As our relationship progressed, I became more unbearable than ever. Neurotic, even. One day I was accusing him of being a demon come to tempt me away from God, and the next I was questioning my sanity since I was not only hearing a disembodied voice, I was
arguing
with it. Worse yet, I could see Jake in my intuitive vision—my third eye—although I didn’t actually realize I
was
seeing him. I thought I was imagining him, visualizing him. But when it finally dawned on me that I could see him as easily as I could see any corporeal human, I only felt kookier. My life was starting to look like a Goth version of the movie
Drop Dead Fred
, only Jake was a lot cooler and didn’t cause me to do things that got me in trouble … often.
The biggest argument we ever had occurred around the first anniversary of his contacting me on that memorable night in 1996. The project he had seemed so desperate for me to complete was done. My screenplay won multiple awards at the university, but when I attempted to get it made into a movie, I unwittingly allowed the script to be stolen right out from under me. When I realized that all my hard work had been claimed by someone else, I was pissed off to a level of monumental proportions. I was angry at the thieves, the situation, the fact that I could do nothing to bring them to justice and the fact that Jake had even allowed the theft to occur. He had actually served as my mentor and muse for the entire piece! It was what I then considered my most creative moment ever. I blamed him for allowing my hard work and research to go to waste.
“Jake, go! I never want to see you again!” I screamed as I paced my bedroom like a caged lioness. “I hope you enjoyed your little game with me. You’re nothing but a damned devil, so go back to Hell where you came from.” Jake hadn’t said a word in his own defense. He merely nodded respectfully and vanished. I can only liken the feeling he left behind to that of total emptiness. Where there was warmth, peace, and security was now nothing. Absolutely nothing.
As the hours passed, I warred with myself. Part of me wanted to call him back to my side and apologize for berating him so mercilessly. The other part of me was still wondering if he was just some ghost having a laugh at my expense. Upon nightfall, I decided it was best that I move on without him. After all, it was through his influence and urging that I had missed what I then thought was the opportunity of a lifetime.

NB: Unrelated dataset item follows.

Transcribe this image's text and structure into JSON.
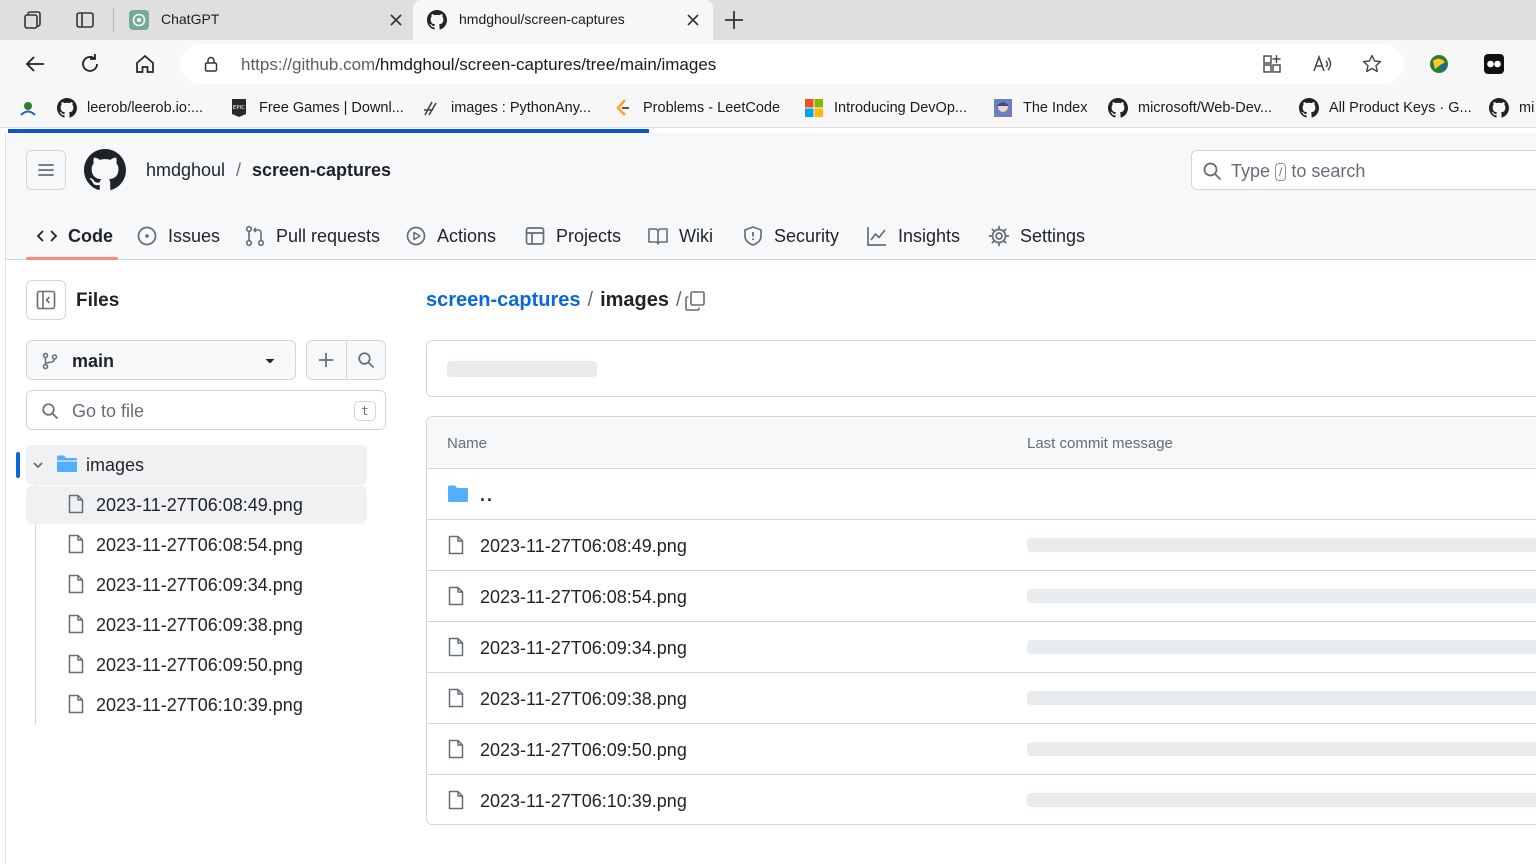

The next morning, I got up for work still feeling as angry as ever. My fury at Jake was still off the charts, and all I wanted was to go back to the time before he came into my life. I had gotten so used to talking to him almost every morning before work that even sunny days without him seemed bleak. This particular morning, however, I was determined to start anew. I thought putting on a new suit and creating a new hairdo would make me feel better.